In the past Heimann served as co-chairman of the 2020 Andean Committee, Council on Foreign Relations; and was the Founding Chairman of the Financial Stability Institute of the Bank for International Settlements. He was a member of the Strategic Committee of the French Tresor; Co-chairman of the Federal Reserve Bank of New York International Capital Markets Committee; Member of the executive committee of the Toronto International Leadership Center for Financial Sector Supervision; Executive Committee of Institute of International Finance; Chairman of the Financial Services Council; Director, Securities Industries Association; Director, National Policy Association; Governor, Atlantic Institute; Member and chairman of the council, British Banking and Securities Association, and Director ACG, Holding Ltd. He was Chairman of the NY State Superintendent's Advisory Committee on Transnational Banking Institutions; chairman, New York State Executive Advisory Commission on the Insurance Industry Regulatory Reform.

Heimann also served as a Director of Hampshire College; Yale School of Management; Prep for Prep; Markle Foundation; Citizen's Committee for NYC; and co-chairman, British North American Committee.

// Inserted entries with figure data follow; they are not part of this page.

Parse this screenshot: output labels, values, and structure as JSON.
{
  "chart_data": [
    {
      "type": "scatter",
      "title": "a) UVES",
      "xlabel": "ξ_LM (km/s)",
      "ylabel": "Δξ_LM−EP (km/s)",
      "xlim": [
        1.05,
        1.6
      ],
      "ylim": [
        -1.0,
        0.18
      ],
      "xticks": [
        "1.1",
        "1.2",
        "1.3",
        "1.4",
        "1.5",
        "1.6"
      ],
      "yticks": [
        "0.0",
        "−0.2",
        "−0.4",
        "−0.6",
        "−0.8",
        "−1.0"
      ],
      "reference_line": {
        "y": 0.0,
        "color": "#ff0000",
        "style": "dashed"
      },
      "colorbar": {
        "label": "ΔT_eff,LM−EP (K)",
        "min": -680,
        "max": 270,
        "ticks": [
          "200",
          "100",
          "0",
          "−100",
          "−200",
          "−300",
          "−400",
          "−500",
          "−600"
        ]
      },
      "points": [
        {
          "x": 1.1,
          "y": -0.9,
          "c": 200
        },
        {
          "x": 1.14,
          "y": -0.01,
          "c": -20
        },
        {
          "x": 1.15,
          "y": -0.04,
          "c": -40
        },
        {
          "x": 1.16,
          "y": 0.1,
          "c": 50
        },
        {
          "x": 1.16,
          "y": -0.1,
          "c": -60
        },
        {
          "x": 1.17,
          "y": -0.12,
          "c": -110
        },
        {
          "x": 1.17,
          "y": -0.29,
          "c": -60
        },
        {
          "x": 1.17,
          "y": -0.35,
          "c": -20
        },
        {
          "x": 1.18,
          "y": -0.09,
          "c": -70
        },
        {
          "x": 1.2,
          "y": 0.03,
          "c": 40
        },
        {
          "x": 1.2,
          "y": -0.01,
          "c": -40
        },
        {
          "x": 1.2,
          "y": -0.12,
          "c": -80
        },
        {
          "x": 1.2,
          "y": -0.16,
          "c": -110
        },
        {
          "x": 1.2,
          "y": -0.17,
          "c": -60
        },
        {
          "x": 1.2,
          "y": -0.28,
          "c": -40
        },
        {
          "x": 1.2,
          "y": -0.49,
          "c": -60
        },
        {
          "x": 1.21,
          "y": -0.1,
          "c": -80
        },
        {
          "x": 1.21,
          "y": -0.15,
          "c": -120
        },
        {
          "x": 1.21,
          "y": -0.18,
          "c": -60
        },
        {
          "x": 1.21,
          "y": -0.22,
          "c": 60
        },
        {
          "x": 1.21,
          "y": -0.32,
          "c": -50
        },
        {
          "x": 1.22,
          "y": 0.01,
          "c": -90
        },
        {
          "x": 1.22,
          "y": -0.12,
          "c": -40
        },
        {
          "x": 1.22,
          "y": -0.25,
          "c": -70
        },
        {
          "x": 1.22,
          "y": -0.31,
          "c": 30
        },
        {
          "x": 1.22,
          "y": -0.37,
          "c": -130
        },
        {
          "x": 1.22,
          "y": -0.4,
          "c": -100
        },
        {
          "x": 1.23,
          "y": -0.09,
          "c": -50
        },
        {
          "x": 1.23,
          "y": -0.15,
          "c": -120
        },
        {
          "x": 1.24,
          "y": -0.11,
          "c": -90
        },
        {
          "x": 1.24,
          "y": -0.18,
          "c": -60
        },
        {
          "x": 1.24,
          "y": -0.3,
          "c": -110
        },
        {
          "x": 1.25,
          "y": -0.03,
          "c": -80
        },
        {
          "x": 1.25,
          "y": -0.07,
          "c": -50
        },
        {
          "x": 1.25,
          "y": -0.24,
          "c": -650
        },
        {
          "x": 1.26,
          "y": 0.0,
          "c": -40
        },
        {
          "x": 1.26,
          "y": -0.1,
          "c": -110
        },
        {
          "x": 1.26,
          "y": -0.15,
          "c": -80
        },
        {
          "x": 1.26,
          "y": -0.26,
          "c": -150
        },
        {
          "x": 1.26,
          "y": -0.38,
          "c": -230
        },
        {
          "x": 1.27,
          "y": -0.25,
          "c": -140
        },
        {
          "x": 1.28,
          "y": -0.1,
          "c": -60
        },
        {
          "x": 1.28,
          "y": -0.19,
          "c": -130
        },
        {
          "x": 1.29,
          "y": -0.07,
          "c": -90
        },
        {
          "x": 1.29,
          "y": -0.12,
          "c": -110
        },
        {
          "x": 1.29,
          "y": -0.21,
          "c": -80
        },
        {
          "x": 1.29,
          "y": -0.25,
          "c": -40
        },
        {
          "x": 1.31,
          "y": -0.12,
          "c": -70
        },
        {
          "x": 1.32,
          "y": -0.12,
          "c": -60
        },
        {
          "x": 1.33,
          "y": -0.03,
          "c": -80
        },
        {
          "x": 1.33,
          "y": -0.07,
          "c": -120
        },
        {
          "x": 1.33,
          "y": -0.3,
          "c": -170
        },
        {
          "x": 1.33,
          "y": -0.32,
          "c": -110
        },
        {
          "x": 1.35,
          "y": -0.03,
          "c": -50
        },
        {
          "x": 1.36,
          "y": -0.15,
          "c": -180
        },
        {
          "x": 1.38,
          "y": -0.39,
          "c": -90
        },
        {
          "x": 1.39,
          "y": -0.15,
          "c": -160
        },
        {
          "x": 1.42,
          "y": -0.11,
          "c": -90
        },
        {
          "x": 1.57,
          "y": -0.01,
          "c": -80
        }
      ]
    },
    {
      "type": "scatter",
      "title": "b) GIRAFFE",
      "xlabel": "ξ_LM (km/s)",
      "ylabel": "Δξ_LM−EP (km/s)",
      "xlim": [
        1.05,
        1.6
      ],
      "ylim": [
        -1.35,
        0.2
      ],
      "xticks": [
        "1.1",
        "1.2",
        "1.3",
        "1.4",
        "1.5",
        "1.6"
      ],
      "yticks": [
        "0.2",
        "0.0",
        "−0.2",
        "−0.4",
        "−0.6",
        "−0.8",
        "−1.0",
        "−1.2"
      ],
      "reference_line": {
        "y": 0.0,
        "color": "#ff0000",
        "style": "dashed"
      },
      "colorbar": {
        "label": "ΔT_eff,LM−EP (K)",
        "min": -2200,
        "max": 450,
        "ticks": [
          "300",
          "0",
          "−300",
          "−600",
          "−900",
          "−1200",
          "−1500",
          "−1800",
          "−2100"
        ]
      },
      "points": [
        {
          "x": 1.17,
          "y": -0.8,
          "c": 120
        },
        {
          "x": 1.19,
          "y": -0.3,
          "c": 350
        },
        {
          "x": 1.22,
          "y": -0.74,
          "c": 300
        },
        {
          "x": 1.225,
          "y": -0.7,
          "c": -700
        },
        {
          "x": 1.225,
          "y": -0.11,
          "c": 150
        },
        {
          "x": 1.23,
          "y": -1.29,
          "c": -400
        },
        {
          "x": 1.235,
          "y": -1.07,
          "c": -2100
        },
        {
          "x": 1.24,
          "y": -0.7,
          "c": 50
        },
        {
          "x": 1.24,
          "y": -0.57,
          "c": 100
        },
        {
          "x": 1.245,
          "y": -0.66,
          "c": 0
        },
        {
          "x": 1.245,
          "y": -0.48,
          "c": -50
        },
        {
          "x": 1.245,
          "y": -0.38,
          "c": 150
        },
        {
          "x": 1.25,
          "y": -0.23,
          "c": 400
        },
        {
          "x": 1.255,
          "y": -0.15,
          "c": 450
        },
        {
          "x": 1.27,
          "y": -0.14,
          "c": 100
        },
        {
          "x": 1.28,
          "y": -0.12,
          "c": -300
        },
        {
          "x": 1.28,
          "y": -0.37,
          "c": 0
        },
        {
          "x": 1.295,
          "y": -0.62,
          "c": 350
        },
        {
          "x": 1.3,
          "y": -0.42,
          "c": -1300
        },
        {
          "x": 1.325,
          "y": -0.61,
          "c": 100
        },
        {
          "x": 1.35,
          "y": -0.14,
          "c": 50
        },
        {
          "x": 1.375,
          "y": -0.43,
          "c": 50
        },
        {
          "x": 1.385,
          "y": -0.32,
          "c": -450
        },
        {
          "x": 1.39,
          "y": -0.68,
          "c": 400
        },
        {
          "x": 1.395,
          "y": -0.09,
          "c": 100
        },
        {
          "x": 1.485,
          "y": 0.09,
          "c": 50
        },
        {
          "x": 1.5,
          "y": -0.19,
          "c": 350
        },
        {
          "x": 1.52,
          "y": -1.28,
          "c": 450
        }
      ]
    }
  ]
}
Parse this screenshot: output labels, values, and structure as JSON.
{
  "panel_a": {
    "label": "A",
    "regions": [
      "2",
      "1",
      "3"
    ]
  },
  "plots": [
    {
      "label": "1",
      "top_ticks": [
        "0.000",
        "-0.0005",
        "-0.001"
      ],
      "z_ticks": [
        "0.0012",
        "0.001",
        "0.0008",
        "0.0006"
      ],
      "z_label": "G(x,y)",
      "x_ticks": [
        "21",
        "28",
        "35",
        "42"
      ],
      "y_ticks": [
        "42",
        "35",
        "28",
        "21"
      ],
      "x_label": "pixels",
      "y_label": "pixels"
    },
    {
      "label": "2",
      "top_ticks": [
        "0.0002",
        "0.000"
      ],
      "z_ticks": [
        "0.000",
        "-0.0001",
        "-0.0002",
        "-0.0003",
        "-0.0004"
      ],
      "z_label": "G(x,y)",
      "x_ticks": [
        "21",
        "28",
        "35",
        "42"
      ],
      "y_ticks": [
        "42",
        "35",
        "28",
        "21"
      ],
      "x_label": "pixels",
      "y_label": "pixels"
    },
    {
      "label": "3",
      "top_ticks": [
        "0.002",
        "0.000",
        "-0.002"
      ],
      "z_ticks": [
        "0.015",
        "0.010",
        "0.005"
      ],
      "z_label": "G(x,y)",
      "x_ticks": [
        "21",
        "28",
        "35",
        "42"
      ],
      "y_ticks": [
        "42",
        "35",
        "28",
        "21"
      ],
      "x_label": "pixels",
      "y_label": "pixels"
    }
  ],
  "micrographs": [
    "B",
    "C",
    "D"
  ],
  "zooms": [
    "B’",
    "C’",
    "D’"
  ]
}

Heimann lectured at Harvard University, Graduate School of Business Administration; Kennedy School of Government and Politics; Yale University; University of California, Berkeley; Columbia University; New York University.

Heimann died in Manhattan on January 31, 2024, at the age of 94.

==Awards==
Heimann received awards, including:
- Alexander Hamilton Award, Department of the Treasury
- Bank Administration Institute, Key for Distinguished Service
- National Housing Conference, “Housing Man of the Year”
- Chancellor Medal, Syracuse University
- St Michael's College, Doctor of Laws, Winooski, Vermont
- Columbia University, Distinguished Lecturer, School of International Affairs
- National Conference of Christians and Jews, Brotherhood Award
- National Association of Bank Women, Inc., Pacesetter Award

Heimann was also honored as The New Jewish Home's Eight over Eighty Gala 2018 honoree.